Pyrrolizidine alkaloids (PA) are secondary plant constituents that have been detected in over 350 different flowering plants to date. The PA are formed by the plants as protection against predators. In nature, PA is mainly found in the plant genera Boraginaceae, Asteraceae and Fabaceae.
In high concentrations PA, especially the 1,2-unsaturated PA, have a hepatotoxic effect and can lead to acute liver damage. The intake of PA at lower doses over a longer period of time may also increase the risk of cancer.
Since a safe intake cannot be defined for genotoxic carcinogenic substances, food should contain as little as possible 1,2-unsaturated PA (ALARA principle: as low as reasonably achievable).
Currently there is no maximum level for PA in food.
In accordance with the Margin of Exposure (MoE) approach, the EFSA established a reference value for a maximum daily intake of 0.007 µg/kg body weight in 2011 that is still tolerable. This value was raised by EFSA in 2016 to 0.024 µg/kg body weight. In addition, EFSA uses the Health Based Guidance Value (HBGV) of 0.1 µg/kg body weight/day derived on the basis of the No-Observed-Adverse-Effect-Level (NOAEL) to assess chronic toxicity.
In the past, honey, teas and herbal teas were the focus of media attention due to increased PA levels.
Recent studies have shown that, in addition to these products, dried and frozen herbs also contain high levels of PA and clearly exceed the toxicological limits. Particularly high levels were found in dried oregano. The BfR deals with this problem in a statement of 13.5.2019 and has listed some results on PA contents in dried herbs.
In the magazine Stiftung Warentest, issue 09/2019, a short article “Comminuted herbs partly harmful to health” also deals with this topic. The editorial staff quotes investigations of the CVUA Stuttgart. In the context of the investigation of 41 Oregano samples (rubbed) more than 2/3 were evaluated as not safe food. Nine samples were assessed as “harmful to health” due to extremely high PA contents.

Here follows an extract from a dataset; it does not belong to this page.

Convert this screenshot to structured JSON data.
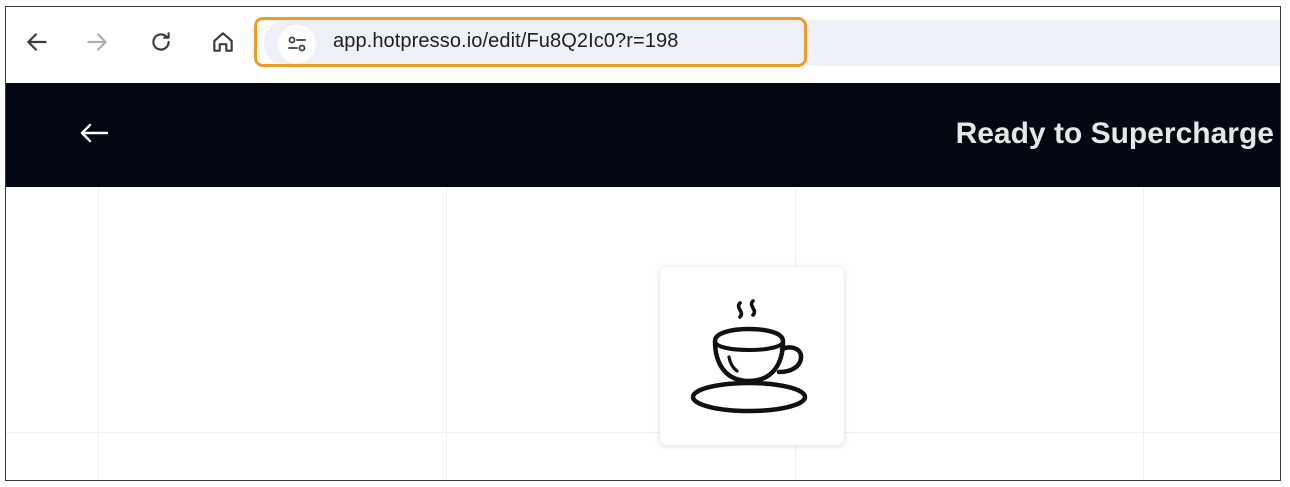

Own investigations since July 2018 (Tab. 1) confirm the problem described above. Also in our investigations the oregano samples have by far the highest contents.
Table 1: PA – Contents in various dried herbs
|Matrix||Number of samples||Contents [µg/kg]||Exceedance BMDL||Exceedance HBGV|
|Oregano||50||4,4 – 11649||23||8|
|Rosemary||8||n.n. – 2,2||0||0|
|Fennel Seed||14||127,3 – 523,6||14||2|
|Chives||6||76,2 – 296,1||0||0|
|Caravay||7||3,3 – 5,6||0||0|
|Marjoram||6||n.n. – 83,3||0||0|
|Dill||6||19,7 – 315,6||1||0|
|Cumin||3||642 – 1317||0||0|
|Other herbs and herbal mixtures||15||2,9 – 562,9||1||0|
|Spices and spice mixtures||7||770,4 – 1371,9||2||1|
After extraction and purification, the PA is analyzed via a solid phase (SPE) using LC-MS/MS.
Since dried herbs are to be classified as unsafe food due to their sometimes very high PA content, these products should be given special attention with regard to self-monitoring measures along the entire supply chain.
In this context, it can also be assumed that both official controls and consumer protection associations will pay more attention to this problem in the future.